You need a lot of eggs — plus plenty of sugar, which helps create a thick syrup that keeps the egg foam from collapsing. The neat thing about the whipping method is that it gives lie to the myth that egg foams can only be created with whites. Twaddle. Indeed in most instances where the whipping method is employed you’re whipping either whole eggs or egg yolks plus sugar. Egg whites plus sugar are a rarity in the whipping method universe because, well, then you’d have a meringue, would you not?

But I digress. In general sponges made via the whipping method begin with the egg-sugar foam. Any flavorings (like chocolate) are added next, then the dry ingredients are carefully folded in so as to preserve the bubbles (I said you can make a foam with egg yolks…I didn’t say that foam was stable). Sometimes a meringue is folded in as well to add more volume.

The upside of the whipping method is that it creates sponges that are very light, sweet and eggy-tasting. The down side is that those sponges can be a little dry tasting, at least by New World standards. All this begs the question: why use the whipping method at all when perfectly good chemical leaveners are available? The answer is because egg sponges have a cleaner taste and a lighter texture. The high proportion of egg can also create very plastic sheets of sponge that are perfect for rolling into things like yule logs. And anyway, dry cake is what cake syrup is for!

Filed under:  Pastry, The Whipping Method | 10 Comments

The Roll-In Method

The “roll-in” method is the description for what you do when you laminate dough for croissants, Danishes and puff pastry. Effectively you’re “rolling” butter into a flour-and-water dough. Personally I think of it as “folding” it in, but there you go. Who am I to argue with decades of established pastry lingo?

There’s no question that laminating seems more like a technique than a “mixing” method, though when you consider that one of the chief aims of mixing is to incorporate fat it all starts to make a little more sense.

So what does the roll-in method accomplish? By itself it’s an elegant way to maximize the process of “mechanical” leavening, i.e. the raising of a dough via steam power. Lest we forget, a drop of water transformed into steam occupies something on the order of 1400 times more space. Which makes confined steam a heck of a leavening engine.

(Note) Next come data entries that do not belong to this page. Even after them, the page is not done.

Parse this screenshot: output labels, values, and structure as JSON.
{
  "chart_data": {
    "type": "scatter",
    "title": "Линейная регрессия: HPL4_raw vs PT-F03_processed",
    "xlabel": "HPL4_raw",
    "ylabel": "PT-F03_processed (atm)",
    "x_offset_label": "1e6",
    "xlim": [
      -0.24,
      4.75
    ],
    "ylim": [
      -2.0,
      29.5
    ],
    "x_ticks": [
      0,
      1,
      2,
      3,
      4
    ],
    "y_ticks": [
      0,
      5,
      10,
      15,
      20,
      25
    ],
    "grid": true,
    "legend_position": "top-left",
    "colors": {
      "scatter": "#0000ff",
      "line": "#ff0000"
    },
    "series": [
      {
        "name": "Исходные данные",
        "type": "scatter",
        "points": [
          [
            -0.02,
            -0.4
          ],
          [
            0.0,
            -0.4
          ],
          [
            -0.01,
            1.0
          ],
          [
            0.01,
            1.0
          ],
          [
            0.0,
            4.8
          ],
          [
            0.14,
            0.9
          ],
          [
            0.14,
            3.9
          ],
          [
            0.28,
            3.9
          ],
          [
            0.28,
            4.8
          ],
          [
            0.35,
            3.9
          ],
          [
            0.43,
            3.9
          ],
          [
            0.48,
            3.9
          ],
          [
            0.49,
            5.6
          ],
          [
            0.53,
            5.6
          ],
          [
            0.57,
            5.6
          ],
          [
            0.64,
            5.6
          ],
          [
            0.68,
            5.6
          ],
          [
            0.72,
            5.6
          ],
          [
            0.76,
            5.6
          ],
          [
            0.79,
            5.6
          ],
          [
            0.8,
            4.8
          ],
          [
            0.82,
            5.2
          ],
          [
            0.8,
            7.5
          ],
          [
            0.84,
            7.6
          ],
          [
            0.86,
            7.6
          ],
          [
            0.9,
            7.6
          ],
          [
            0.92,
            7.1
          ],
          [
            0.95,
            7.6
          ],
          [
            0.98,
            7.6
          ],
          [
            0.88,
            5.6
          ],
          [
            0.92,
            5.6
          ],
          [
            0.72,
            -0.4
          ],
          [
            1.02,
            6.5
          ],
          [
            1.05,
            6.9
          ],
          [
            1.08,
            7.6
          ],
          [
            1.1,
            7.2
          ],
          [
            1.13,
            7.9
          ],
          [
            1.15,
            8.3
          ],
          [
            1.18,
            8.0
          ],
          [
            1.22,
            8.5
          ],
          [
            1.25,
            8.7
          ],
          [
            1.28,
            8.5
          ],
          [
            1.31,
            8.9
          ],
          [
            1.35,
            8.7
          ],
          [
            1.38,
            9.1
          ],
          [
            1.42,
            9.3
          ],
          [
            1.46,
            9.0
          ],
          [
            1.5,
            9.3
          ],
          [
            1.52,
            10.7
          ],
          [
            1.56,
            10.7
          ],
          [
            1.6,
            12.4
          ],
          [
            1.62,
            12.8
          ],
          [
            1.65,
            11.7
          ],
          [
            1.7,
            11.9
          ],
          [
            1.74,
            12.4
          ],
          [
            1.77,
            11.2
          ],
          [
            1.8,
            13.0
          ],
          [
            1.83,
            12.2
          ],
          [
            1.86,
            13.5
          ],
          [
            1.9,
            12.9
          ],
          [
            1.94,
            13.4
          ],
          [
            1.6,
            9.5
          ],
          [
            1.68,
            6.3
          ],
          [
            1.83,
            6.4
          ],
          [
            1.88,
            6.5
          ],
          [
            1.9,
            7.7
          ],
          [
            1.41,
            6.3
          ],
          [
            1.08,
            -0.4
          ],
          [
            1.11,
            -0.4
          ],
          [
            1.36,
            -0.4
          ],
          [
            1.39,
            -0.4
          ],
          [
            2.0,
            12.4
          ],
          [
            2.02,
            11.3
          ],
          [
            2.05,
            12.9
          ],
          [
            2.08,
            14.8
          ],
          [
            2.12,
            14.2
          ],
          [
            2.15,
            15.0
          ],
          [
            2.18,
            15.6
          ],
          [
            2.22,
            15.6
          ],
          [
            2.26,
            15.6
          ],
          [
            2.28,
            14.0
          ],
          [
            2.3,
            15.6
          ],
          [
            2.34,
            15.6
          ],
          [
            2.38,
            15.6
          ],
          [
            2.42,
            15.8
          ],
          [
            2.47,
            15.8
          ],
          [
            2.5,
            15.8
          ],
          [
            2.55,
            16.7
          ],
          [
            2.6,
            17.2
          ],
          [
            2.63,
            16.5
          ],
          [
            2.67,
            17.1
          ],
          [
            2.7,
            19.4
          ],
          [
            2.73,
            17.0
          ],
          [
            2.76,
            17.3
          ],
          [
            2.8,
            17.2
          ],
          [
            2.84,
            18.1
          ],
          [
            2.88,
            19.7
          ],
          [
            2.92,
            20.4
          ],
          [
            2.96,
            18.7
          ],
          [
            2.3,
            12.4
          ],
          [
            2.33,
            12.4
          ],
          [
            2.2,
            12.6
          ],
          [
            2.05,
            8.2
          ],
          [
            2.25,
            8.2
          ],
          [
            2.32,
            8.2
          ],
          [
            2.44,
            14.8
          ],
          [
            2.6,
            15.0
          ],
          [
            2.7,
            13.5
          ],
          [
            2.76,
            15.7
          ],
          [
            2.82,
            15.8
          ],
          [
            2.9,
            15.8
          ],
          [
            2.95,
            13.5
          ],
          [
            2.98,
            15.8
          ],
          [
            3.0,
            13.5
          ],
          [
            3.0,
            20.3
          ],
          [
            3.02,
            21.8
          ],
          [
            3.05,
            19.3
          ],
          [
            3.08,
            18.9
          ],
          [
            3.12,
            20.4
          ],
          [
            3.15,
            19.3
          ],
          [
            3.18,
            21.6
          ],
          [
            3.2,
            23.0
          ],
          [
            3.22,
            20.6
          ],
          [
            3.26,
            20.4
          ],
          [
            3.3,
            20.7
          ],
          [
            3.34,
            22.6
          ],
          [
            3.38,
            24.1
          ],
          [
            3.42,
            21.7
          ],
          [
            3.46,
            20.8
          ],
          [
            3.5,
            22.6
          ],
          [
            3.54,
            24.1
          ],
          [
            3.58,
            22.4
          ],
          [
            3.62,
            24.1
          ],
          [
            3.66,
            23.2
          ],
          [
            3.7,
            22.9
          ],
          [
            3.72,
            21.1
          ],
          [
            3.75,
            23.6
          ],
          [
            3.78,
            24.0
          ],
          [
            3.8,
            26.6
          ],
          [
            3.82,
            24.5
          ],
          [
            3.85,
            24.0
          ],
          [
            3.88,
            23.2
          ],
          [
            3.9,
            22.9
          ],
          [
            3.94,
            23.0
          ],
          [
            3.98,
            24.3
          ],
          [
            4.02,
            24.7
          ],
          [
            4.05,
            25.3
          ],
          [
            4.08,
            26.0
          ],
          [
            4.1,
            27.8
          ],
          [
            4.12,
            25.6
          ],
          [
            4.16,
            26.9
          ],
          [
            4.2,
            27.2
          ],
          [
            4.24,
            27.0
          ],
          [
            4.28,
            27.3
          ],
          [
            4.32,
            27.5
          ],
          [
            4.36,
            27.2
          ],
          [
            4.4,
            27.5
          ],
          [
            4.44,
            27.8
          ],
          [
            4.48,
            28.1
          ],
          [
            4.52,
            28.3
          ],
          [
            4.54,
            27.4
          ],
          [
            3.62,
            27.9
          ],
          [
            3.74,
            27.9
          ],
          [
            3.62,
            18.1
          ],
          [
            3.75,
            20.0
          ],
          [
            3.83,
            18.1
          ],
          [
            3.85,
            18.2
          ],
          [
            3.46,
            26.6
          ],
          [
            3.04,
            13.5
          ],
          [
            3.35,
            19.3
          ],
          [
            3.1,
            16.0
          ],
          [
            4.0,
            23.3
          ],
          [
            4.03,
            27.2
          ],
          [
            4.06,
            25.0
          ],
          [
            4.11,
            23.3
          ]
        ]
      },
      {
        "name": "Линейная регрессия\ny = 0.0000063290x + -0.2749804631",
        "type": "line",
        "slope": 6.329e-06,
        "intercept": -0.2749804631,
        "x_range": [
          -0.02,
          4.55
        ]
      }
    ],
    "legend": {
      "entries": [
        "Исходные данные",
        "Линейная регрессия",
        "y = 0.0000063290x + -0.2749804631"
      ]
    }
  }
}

Done well, the roll-in method creates over a thousand ultra-thin, alternating sheets of fat (usually butter or margarine) and dough. When heated the fat melts, freeing the dough sheets to push apart from one another through the action of steam.

The question often asked is: where does the water come from? The butter? Yes, though plenty of water/steam is released from the dough itself. In fact the dough supplies all the water that’s needed for leavening. A “wet” butter with a high proportion of water can actually harm the process, dampening the dough sheets and making it harder for them to separate from one another and rise. This is why experienced laminators favor fats like Euro-style butter, “dry” butter or margarine which have little-to-no water, and which create higher rising, crispier products.

How high can laminated doughs rise? Under perfect conditions, up to 7 times their original thickness. Granted that’s far less than the theoretical 1400 times, but then nobody’s perfect. Even under the best circumstances the vast majority of the steam we bakers try to capture escapes.

Filed under:  Pastry, The Roll-In Method | 2 Comments

The “Blitz” or “One Step” Method

This technically isn’t even a method. Rather it’s the opposite of a method. But I made reference to it in the gâteau battu series I did (which seemed to go on for months). The “blitz” method is simply shorthand for putting everything in the mixer bowl at once and turning on the machine. See what I mean about it being a “non-method”? There’s no methodology to it at all!

However you see this sort of thing quite a bit in the bread kitchen, notably with enriched breads like challah and (sometimes) brioche or a “cake” like gâteau battu. Because time is of the essence in bread bakeries (lots and lots of mixing to do each evening, donchaknow), extra ingredients like fats, sugar and flavorings are occasionally just dumped into the bowl with all the other dough components. Mix, transfer to rising container. Next!